Über Martin Böttger:

Martin Böttger ist seit 2014 Herausgeber des Beueler-Extradienst. Sein Lebenslauf findet sich hier...
Sie können dem Autor auch via Fediverse folgen unter: @martin.boettger@extradienst.net

Ein Kommentar

  1. Chris

    Das erinnert mich an die Zeit Mitte der 80er Jahre. Meistens gings für mich als Jugendlicher von Niederdollendorf nach Bonn Hbf.
    Oberkassel Nord mit dem freundlichen Wohnpark Nord und Ramersdorf waren, was Gewaltanwendungen gegen mich betrafen, die beiden Horrorbahnhöfe überhaupt.
    Ich vemied es dort auszusteigen. Als ich doch mal in Ramersdorf umsteigen musste hatte ich schon kein gutes Gefühl, da es dort aber schon Überwachungskameras gab dachte ich jung und naiv das mir im Notfall dann aber schnell geholfen wird.
    Nunja, es tauchten dann am gegenüberliegendem Bahnsteig einige nette Gestalten auf, die ins Gleisbett sprangen, sich mit Schottersteinen aufmunitionierten um dann als sie wieder auf dem Bahnsteig standen, mich und meinen Freund mit ebendiesen bewarfen.
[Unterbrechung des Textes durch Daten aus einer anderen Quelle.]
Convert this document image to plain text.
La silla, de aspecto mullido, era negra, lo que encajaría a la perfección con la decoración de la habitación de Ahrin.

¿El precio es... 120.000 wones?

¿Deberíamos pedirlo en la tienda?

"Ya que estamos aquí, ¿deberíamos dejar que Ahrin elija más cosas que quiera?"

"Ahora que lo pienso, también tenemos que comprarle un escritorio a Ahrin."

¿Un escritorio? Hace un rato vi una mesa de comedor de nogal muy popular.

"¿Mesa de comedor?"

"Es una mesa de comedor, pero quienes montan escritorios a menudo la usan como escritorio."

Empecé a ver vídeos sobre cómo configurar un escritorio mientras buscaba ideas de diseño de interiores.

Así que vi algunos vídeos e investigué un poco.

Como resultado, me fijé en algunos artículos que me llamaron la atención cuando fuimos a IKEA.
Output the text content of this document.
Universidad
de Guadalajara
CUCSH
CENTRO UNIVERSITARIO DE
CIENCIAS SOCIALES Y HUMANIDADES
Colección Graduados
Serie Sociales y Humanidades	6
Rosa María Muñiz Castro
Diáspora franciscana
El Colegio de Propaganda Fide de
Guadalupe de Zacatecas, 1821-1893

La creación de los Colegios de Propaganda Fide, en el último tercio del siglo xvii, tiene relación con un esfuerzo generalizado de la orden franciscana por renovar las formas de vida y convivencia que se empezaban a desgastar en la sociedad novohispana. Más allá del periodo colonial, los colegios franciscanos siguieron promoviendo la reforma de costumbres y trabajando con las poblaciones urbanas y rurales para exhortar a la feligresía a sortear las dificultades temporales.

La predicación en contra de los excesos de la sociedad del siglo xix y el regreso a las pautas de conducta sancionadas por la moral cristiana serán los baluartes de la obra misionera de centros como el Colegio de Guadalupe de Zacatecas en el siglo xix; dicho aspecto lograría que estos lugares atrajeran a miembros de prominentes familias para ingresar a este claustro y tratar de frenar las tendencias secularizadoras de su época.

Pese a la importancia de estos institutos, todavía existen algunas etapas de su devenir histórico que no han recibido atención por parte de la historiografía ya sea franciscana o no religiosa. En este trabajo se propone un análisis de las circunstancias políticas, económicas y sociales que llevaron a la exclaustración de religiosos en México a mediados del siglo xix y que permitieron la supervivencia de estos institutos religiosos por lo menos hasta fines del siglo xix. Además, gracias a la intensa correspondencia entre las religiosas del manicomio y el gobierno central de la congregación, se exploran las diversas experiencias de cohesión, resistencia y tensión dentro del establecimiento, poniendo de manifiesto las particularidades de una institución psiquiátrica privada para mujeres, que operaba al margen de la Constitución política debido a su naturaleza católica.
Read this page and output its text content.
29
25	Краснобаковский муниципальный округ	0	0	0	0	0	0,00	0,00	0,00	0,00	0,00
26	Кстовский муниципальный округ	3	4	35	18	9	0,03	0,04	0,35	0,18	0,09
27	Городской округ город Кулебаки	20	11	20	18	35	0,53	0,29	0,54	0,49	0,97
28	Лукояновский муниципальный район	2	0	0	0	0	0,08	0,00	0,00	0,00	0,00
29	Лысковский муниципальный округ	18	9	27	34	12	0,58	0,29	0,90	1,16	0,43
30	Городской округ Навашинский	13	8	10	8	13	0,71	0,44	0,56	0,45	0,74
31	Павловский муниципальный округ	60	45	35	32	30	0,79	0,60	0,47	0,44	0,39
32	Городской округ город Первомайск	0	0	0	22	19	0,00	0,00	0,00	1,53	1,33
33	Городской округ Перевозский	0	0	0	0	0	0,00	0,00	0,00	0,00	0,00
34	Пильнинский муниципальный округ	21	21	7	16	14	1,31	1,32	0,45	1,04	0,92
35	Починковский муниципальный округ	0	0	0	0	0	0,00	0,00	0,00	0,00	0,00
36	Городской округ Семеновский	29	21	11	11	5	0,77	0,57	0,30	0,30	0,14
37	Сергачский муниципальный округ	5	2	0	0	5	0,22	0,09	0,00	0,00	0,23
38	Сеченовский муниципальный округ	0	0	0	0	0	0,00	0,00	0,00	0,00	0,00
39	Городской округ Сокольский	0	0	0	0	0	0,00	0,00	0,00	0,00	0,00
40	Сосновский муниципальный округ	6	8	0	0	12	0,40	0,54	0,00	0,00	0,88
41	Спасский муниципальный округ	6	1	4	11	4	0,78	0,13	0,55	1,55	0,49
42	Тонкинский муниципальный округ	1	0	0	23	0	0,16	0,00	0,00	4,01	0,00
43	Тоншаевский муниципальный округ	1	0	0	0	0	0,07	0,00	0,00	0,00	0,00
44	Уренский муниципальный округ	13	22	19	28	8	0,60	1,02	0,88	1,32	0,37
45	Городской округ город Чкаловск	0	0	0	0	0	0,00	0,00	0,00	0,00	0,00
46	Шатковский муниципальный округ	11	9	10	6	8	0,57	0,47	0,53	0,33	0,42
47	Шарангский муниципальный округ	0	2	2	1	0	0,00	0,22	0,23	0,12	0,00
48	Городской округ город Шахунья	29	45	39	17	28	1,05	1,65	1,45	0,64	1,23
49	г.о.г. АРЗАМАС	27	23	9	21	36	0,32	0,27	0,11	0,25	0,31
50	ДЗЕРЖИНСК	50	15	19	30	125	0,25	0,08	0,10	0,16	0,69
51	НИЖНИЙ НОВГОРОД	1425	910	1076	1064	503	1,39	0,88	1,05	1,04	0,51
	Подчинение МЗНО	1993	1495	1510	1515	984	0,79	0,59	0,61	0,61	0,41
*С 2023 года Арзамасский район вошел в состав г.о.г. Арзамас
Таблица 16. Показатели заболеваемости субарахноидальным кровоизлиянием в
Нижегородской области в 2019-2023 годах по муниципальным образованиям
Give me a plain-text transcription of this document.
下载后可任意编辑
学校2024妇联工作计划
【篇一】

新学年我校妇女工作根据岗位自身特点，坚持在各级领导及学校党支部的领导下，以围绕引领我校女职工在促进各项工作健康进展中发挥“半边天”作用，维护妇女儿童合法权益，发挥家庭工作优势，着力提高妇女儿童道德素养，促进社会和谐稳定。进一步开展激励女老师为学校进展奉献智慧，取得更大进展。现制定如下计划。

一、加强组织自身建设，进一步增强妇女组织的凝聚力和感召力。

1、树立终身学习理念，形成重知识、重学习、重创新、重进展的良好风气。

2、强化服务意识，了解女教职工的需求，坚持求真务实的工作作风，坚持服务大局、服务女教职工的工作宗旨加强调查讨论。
Einige trafen mich schmerzhaft, eine schlugen hinter uns in den Fahrplanschaukasten ein. Glassplitter flogen mir um den Kopf. Flucht erst aus dem Bahnhof nach oben, warten auf die Polizei oder wer auch immer “hinter den Kameras sitzt”. Nachdem niemand auftauchte und die Gestalten nun auch oben erschienen, wieder panische Flucht nach unten. Glück, das in dem Moment die Bahn nach Bonn einfuhr und wir mit dieser flüchten konnten.

    Das war ein, wie man heute sagt, ein traumatisches einprägendes Ereignis was einiges an Aufarbeitung benötigte. Geholfen haben die Kameras schon damals nicht.